For service accounts that have the wrong address: update your email in those services to the correct one. This is tedious but one-time work. A quick search for your current email in each of your accounts will surface most of them.
If you're starting fresh, here's the order of operations:
Multiple Workspace organizations means multiple billing relationships with Google. At six dollars per user per month, three organizations with one account each is eighteen dollars per month. That's not unreasonable for what you get, but it's worth knowing that Workspace charges are per organization, not per account across organizations.
If cost is a concern, some of your secondary businesses may not need Workspace. Providers like Fastmail, Zoho, or even your domain registrar's mail hosting can work fine for businesses where you're the only user and your requirements are simple. These providers support IMAP and can be connected to the same dashboard alongside your Workspace accounts. The dashboard sees IMAP accounts, not Workspace organizations, so mixing providers is straightforward.

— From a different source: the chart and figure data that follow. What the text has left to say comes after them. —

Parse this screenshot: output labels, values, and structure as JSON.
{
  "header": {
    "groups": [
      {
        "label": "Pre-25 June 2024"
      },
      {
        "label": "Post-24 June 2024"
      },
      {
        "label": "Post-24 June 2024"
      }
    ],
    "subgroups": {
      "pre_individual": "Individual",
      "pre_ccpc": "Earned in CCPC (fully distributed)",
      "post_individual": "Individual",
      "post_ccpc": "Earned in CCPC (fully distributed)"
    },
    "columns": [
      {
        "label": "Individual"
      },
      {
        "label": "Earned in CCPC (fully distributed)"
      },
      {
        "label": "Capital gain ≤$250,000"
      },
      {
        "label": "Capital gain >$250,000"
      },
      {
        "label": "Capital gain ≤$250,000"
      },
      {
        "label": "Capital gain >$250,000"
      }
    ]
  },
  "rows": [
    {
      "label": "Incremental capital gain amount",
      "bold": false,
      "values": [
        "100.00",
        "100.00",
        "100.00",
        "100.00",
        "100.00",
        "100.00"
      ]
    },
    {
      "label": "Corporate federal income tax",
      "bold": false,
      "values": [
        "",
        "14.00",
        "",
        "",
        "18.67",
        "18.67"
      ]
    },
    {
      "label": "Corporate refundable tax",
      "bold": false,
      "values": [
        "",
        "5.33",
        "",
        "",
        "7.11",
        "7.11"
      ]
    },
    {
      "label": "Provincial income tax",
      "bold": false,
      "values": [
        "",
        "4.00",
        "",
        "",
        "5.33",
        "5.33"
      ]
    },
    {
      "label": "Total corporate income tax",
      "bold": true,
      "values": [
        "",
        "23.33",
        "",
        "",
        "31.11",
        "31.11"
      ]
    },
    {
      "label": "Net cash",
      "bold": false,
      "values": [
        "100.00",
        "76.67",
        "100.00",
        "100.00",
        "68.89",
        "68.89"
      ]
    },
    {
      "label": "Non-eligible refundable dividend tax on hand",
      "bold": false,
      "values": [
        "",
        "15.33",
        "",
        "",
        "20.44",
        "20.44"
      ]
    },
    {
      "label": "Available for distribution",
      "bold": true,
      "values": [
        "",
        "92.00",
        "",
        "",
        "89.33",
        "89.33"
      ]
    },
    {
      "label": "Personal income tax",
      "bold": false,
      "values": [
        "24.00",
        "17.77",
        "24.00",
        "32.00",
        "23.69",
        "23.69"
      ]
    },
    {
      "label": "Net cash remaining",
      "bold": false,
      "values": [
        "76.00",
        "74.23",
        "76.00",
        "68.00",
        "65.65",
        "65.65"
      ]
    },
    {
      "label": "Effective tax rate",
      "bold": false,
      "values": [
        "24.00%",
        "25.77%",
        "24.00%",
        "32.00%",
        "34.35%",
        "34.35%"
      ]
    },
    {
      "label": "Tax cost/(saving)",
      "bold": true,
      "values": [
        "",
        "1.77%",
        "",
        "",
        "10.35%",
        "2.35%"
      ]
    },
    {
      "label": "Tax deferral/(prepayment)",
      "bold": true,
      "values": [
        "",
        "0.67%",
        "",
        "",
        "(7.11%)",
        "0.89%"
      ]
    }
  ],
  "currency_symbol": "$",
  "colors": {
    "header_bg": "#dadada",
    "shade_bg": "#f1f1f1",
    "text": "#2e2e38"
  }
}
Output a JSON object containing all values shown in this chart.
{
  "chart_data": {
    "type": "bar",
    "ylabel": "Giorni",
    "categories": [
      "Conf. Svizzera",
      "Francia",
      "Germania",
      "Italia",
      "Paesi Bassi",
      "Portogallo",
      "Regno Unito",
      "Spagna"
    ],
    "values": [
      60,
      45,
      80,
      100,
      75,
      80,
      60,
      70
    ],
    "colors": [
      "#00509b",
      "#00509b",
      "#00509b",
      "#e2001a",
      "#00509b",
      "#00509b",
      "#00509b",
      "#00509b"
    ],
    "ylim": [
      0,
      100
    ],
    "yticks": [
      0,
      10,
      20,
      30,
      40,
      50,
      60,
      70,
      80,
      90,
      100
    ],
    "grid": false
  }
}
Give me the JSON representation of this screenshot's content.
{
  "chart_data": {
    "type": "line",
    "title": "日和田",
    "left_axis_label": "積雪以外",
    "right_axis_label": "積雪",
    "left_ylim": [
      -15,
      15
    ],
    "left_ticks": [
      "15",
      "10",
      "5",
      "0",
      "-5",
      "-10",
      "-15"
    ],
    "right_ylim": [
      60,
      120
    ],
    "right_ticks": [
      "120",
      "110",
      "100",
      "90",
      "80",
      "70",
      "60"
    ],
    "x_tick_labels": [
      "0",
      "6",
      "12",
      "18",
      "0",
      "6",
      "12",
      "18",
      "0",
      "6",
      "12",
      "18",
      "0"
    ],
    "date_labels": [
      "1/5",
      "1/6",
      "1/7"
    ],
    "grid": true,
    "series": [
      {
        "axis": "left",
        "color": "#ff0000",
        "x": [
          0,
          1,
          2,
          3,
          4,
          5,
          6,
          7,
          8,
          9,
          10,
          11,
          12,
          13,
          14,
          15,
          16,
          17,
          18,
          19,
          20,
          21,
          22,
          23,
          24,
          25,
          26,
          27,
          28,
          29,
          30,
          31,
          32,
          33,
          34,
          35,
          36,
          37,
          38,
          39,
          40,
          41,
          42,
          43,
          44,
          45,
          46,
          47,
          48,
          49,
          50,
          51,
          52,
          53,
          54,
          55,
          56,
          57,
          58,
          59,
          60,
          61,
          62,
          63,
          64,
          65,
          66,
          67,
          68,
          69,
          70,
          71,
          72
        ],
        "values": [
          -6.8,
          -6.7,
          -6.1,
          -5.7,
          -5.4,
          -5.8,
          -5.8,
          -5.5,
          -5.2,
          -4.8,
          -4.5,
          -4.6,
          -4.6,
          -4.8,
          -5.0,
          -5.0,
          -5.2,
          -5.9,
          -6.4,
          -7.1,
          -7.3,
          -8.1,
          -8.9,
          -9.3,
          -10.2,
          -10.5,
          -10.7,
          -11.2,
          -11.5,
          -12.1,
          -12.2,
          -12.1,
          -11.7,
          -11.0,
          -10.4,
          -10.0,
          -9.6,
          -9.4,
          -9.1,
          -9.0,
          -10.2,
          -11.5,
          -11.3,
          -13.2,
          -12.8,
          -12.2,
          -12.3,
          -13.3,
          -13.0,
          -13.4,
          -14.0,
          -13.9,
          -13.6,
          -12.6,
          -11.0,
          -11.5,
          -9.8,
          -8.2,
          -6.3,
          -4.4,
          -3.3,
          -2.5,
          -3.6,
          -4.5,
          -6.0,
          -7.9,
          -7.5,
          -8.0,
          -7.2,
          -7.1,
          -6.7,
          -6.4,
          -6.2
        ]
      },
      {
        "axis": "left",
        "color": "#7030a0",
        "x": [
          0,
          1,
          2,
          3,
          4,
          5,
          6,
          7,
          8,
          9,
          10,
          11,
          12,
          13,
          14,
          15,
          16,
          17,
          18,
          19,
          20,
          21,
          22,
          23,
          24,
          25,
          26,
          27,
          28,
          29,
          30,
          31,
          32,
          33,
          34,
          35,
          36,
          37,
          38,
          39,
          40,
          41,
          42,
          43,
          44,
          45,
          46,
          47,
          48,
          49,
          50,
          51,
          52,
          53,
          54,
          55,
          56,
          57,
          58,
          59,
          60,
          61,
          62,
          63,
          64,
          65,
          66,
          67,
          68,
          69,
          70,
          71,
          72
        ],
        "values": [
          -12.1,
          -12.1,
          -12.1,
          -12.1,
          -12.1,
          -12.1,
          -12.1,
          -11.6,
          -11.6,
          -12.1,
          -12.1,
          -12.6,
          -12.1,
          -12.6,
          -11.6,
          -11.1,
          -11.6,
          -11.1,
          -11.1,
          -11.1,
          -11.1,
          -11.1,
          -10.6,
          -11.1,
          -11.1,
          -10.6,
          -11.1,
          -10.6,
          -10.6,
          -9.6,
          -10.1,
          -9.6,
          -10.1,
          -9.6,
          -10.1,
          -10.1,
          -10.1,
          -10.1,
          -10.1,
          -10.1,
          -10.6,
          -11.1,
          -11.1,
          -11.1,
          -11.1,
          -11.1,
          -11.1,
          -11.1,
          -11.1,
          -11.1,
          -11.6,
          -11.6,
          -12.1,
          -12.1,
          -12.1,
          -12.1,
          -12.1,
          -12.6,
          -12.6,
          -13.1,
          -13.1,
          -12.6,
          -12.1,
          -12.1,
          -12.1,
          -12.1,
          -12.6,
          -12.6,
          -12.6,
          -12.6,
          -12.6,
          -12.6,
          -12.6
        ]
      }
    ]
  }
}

Getting this right takes an afternoon. After that, it mostly runs itself. Each business has its own email identity, each account connects to a dashboard that keeps the businesses separated, and you can see what's happening across all of them without switching contexts or maintaining multiple browser windows.
The thing worth emphasizing is that the goal is not just to receive all your email in one place. Plenty of forwarding setups achieve that. The goal is to receive all your email in one place while maintaining the separation that lets you operate as a professional in each business independently. Those are different requirements, and only the second one is worth building toward.